Enfin, dernier point, le tirailleur parle, ou plutôt il bafouille le  » petit-nègre « . Il est parfaitement symptomatique que les officiers français aient conçu pour les tirailleurs ces manuels  » petit-nègre « , destinés à des recrutés qui, souvent, parlent trois ou quatre langues véhiculaires. La maîtrise du langage est le signe distinctif de l’appartenance à une civilisation. Il est le lieu, aussi, du pouvoir. Le tirailleur parlera donc petit-nègre, pour le différencier nettement des militaires français, pour ne pas franchir la limite fondamentale de l’égalité du langage.
L’ambivalence du statut du tirailleur
Ainsi se dessine la figure du tirailleur. Personnage hybride, il n’est plus totalement africain, mais ne peut envisager d’être complètement français. Il reste dans un entre-deux, dans une position d’intermédiaire, d’interface entre le monde obscur des colonisés et celui des colonisateurs. D’où une ambivalence fondamentale de son statut, vis-à-vis des sociétés africaines comme du monde colonial. Du corps superficiellement domestiqué du militaire perce les pulsions du sauvage, de l’animal. C’est pourquoi ressurgissent sur le tirailleur des archétypes qui tantôt le rapproche des Blancs, tantôt des Noirs.
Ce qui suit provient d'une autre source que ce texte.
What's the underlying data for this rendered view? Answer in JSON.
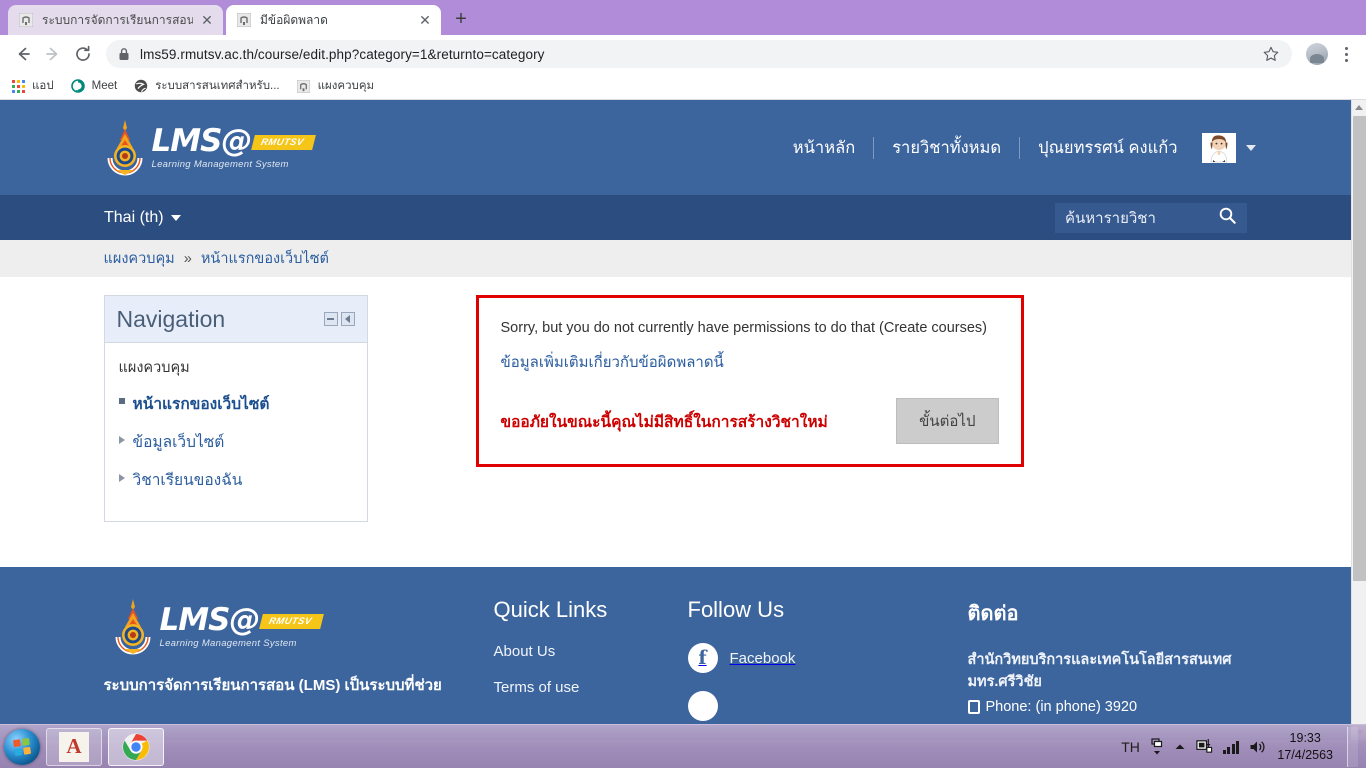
{
  "browser": {
    "tabs": [
      {
        "title": "ระบบการจัดการเรียนการสอน มหาวิทย",
        "favicon": "moodle-favicon",
        "active": false
      },
      {
        "title": "มีข้อผิดพลาด",
        "favicon": "moodle-favicon",
        "active": true
      }
    ],
    "newtab_label": "+",
    "close_label": "✕",
    "nav": {
      "back": "back-arrow",
      "forward": "forward-arrow",
      "reload": "reload-icon"
    },
    "omnibox": {
      "url": "lms59.rmutsv.ac.th/course/edit.php?category=1&returnto=category",
      "lock_icon": "lock-icon"
    },
    "bookmarks": [
      {
        "label": "แอป",
        "icon": "apps-grid-icon"
      },
      {
        "label": "Meet",
        "icon": "meet-icon"
      },
      {
        "label": "ระบบสารสนเทศสำหรับ...",
        "icon": "globe-icon"
      },
      {
        "label": "แผงควบคุม",
        "icon": "moodle-favicon"
      }
    ]
  },
  "site": {
    "logo": {
      "word": "LMS@",
      "badge": "RMUTSV",
      "subtitle": "Learning Management System"
    },
    "header_nav": [
      {
        "label": "หน้าหลัก"
      },
      {
        "label": "รายวิชาทั้งหมด"
      },
      {
        "label": "ปุณยทรรศน์ คงแก้ว"
      }
    ],
    "language": "Thai (th)",
    "search": {
      "placeholder": "ค้นหารายวิชา",
      "icon": "search-icon"
    },
    "breadcrumb": {
      "root": "แผงควบคุม",
      "separator": "»",
      "current": "หน้าแรกของเว็บไซต์"
    }
  },
  "navigation_block": {
    "title": "Navigation",
    "icons": {
      "collapse": "minus-icon",
      "dock": "dock-left-icon"
    },
    "root_label": "แผงควบคุม",
    "items": [
      {
        "label": "หน้าแรกของเว็บไซต์",
        "marker": "square",
        "current": true
      },
      {
        "label": "ข้อมูลเว็บไซต์",
        "marker": "triangle",
        "current": false
      },
      {
        "label": "วิชาเรียนของฉัน",
        "marker": "triangle",
        "current": false
      }
    ]
  },
  "error_box": {
    "message_en": "Sorry, but you do not currently have permissions to do that (Create courses)",
    "more_info_link": "ข้อมูลเพิ่มเติมเกี่ยวกับข้อผิดพลาดนี้",
    "message_th": "ขออภัยในขณะนี้คุณไม่มีสิทธิ์ในการสร้างวิชาใหม่",
    "continue_button": "ขั้นต่อไป",
    "border_color": "#e10000",
    "th_text_color": "#cc0000"
  },
  "footer": {
    "description": "ระบบการจัดการเรียนการสอน (LMS) เป็นระบบที่ช่วย",
    "quick_links": {
      "heading": "Quick Links",
      "items": [
        {
          "label": "About Us"
        },
        {
          "label": "Terms of use"
        }
      ]
    },
    "follow_us": {
      "heading": "Follow Us",
      "items": [
        {
          "label": "Facebook",
          "icon": "facebook-icon"
        }
      ]
    },
    "contact": {
      "heading": "ติดต่อ",
      "line1": "สำนักวิทยบริการและเทคโนโลยีสารสนเทศ",
      "line2": "มทร.ศรีวิชัย",
      "phone": "Phone: (in phone) 3920"
    }
  },
  "taskbar": {
    "start": "windows-start-orb",
    "items": [
      {
        "name": "acad-app",
        "label": "A"
      },
      {
        "name": "chrome-app",
        "label": ""
      }
    ],
    "tray": {
      "language": "TH",
      "time": "19:33",
      "date": "17/4/2563"
    }
  },
  "colors": {
    "header_blue": "#3d659d",
    "subbar_blue": "#2b4d80",
    "link_blue": "#2a5d9f",
    "accent_yellow": "#f5c518",
    "error_red": "#e10000"
  }
}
L’animalité du tirailleur réapparaît ainsi lors de la Première Guerre mondiale. Les nombreuses images d’assaut et d’exploit personnel font ressortir sa brutalité atavique, son goût du sang, souvent son inclinaison à l’anthropophagie. Confronté à une autre figure de la barbarie – l’Allemand –, sa sauvagerie se manifeste. Ces images s’entrechoquent avec celle du  » grand enfant « , antienne récurrente dès le début du siècle et matérialisé dans l’image parue en 1917 du  » tirailleur Y’a bon « , reprise et exploitée jusqu’à l’écœurement par la marque Banania dans l’entre-deux-guerres.
Autre stigmate de cette animalité tenue bridée par la discipline militaire mais toujours prête à la subsumer, les innombrables illustrations parues dans les années 1916-1918 sur les marraines de guerres. Celles-ci, des infirmières et des jeunes femmes françaises, de la même façon qu’avec les soldats métropolitains, entretiennent des correspondances avec des tirailleurs.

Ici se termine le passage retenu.